Chequeado will continue spearheading the collaborative project Latam Chequea that includes more than 20 fact-checking organizations across Latin America. It will aim to reach senior citizens, indigenous populations and 18-to-26-year-olds through dedicated formats.
The hyperlocal digital site Escenario Tlaxcala, assisted by local doctors, will produce fact-checking content and distribute it across the Mexican state in Nahuatl and Otomí through various formats including by using “perifoneo” loudspeakers to reach offline audiences.
Katadata will provide a platform debunking COVID-19 vaccine misinformation and work with the Indonesia Traditional Wet Market Merchants Association (Asparindo) to disseminate this content to wet markets across the country.
In Uruguay, la diaria will publish fact checks and co-created content around COVID-19 misinformation, broadening its reach by partnering with trap music performer Pekeño 77 and screenwriter Pedro Saborido.
Servimedia and Maldita.es will join force to create fact-checking content relevant for Spaniards with disabilities, in formats that are accessible to them.
Stuff will work in partnership with Maori Television and the Pacific Media Network to fact-check misinformation about the COVID-19 vaccine in New Zealand.
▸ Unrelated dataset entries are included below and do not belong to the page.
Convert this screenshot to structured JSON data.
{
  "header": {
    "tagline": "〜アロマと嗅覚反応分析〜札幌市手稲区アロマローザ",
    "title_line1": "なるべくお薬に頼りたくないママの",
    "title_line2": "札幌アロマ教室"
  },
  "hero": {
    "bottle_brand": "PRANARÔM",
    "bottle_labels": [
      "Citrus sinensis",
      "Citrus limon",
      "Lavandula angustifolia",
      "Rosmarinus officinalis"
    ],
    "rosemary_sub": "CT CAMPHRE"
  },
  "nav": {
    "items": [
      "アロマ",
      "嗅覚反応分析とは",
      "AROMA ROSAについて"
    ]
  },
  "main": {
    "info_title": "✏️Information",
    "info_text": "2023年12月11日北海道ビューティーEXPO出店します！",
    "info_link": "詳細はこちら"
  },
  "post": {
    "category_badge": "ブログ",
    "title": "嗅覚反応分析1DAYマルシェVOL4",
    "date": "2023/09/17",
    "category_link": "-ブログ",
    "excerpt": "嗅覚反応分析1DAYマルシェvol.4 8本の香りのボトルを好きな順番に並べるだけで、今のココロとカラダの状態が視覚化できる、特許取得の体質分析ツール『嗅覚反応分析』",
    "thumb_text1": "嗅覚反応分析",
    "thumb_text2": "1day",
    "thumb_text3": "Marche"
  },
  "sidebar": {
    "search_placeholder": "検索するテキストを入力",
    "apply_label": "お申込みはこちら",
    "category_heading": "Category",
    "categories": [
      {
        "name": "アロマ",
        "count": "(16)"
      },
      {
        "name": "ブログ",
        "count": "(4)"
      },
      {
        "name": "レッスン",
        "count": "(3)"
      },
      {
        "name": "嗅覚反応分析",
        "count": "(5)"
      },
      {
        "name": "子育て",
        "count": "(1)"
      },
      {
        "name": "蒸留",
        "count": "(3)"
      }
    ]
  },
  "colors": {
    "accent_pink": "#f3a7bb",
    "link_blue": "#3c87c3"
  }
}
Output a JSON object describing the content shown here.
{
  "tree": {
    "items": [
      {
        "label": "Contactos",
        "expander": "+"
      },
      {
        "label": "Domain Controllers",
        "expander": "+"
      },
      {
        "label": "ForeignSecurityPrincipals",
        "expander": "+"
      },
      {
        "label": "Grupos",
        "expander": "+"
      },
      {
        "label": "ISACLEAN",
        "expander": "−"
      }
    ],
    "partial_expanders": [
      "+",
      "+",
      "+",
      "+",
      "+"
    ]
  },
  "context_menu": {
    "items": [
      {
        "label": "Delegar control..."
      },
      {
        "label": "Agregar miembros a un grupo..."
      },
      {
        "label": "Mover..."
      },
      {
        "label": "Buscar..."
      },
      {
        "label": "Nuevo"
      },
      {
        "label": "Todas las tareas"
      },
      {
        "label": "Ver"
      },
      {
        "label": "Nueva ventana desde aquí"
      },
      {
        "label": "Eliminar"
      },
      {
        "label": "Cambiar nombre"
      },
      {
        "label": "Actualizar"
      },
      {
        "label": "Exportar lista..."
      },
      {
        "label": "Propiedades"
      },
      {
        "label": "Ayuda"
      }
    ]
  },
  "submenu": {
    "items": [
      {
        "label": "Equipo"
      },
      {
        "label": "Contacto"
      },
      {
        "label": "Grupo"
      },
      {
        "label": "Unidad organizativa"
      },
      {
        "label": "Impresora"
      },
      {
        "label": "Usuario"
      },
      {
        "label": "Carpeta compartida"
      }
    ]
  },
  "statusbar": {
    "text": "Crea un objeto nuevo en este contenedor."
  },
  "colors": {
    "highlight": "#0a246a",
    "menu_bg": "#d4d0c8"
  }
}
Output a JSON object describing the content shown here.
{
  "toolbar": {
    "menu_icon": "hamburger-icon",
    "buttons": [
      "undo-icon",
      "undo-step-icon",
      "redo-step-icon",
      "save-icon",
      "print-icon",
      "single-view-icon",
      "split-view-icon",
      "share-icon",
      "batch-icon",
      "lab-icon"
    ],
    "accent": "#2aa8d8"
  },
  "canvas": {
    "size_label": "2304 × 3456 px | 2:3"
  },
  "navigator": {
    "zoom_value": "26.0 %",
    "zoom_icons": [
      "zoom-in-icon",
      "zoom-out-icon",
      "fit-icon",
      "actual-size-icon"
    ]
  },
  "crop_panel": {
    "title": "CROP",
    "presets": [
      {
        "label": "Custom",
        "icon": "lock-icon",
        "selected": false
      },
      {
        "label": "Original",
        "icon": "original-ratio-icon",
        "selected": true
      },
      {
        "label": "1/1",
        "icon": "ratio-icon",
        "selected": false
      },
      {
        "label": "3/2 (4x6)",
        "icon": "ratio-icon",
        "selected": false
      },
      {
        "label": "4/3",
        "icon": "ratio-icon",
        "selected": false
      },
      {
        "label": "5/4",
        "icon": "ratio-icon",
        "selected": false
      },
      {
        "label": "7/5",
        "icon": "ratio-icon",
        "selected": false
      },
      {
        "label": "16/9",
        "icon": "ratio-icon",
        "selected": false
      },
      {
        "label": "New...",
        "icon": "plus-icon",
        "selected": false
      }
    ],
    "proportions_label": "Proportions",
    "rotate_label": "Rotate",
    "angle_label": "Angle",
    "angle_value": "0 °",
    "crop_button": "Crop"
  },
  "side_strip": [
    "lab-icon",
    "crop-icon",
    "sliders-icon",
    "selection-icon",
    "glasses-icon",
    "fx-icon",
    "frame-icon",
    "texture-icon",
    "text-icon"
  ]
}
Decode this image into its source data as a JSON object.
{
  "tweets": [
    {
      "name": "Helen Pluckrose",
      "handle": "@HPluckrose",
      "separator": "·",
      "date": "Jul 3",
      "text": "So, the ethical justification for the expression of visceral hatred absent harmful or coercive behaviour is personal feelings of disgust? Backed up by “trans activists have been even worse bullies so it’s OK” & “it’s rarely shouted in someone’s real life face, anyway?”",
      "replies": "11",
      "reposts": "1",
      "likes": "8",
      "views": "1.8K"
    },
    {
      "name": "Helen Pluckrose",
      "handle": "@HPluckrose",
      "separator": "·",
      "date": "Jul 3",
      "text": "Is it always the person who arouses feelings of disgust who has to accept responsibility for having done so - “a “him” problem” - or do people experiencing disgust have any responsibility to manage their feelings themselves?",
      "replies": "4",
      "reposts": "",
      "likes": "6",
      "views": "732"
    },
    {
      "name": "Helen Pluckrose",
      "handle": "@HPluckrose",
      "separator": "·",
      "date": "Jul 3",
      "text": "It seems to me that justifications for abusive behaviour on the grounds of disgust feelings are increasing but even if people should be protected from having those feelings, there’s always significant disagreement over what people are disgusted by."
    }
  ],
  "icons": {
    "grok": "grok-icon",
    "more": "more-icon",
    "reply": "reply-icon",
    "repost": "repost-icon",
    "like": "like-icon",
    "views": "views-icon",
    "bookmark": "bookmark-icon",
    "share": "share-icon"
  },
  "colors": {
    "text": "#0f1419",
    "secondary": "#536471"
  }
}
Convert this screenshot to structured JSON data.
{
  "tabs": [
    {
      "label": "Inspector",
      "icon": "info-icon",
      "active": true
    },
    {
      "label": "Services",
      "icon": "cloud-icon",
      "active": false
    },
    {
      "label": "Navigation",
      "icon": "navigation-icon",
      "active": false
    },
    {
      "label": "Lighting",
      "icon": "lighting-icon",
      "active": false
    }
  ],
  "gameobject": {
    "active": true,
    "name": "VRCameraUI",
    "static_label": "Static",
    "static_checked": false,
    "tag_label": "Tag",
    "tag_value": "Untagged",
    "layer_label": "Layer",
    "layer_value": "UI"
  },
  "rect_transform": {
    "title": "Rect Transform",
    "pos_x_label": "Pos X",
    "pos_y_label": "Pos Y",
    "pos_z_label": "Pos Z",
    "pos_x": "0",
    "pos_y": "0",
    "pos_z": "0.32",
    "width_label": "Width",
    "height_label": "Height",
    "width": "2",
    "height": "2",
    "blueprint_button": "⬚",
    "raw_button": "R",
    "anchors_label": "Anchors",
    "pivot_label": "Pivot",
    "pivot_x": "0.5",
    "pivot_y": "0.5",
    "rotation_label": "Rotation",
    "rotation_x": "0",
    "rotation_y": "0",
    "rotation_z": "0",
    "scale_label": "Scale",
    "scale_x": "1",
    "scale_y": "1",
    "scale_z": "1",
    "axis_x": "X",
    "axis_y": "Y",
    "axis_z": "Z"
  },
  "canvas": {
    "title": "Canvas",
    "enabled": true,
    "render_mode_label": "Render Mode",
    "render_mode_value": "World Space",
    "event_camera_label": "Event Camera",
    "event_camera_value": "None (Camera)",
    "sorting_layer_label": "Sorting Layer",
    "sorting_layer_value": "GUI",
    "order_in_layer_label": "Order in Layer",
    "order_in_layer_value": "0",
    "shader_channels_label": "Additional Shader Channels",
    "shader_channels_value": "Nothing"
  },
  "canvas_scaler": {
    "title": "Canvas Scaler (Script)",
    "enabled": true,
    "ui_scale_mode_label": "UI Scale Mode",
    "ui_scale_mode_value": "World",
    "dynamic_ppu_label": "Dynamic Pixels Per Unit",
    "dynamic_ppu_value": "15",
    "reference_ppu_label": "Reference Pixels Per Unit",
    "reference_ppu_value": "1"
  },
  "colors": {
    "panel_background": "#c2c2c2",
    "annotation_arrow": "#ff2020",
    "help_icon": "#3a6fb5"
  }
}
A broad collaborative project led by The Quint in India will seek to source hyper-local misinformation and distribute fact checks through a grassroots network of rural women.
Univision Noticias and FactCheck.org will work together to produce fact checks about COVID-19 immunization as short bilingual video explainers, with a plan to measure their impact systemically and reach a majority of U.S. Hispanic households.
Google’s goal is for the lessons learned from these initiatives to support our collective understanding of how best to combat misinformation about health topics, whether it’s through new audience strategies or new approaches to measuring the impact of fact checks. Stay tuned for more updates from us as these projects get underway.
Google News Initiative
The news initiative has five basic tenets: Quality journalism matters, Financial stability requires innovation, The digital news ecosystem should remain open, New technology presents new opportunity, and Collaboration is key to success.
Alphabet CEO, Sundar Pichai, writes on the Google News Initiative site, “We believe in spreading knowledge to make life better for everyone. It’s at the heart of Google’s mission. It’s the mission of publishers and journalists. Put simply, our futures are tied together.” Although his comments are aimed at journalism, the futures of libraries and good, reputable journalism are also tied together. We must have robust and accurate news if we are to build excellent library collections and provide valid reference and research services.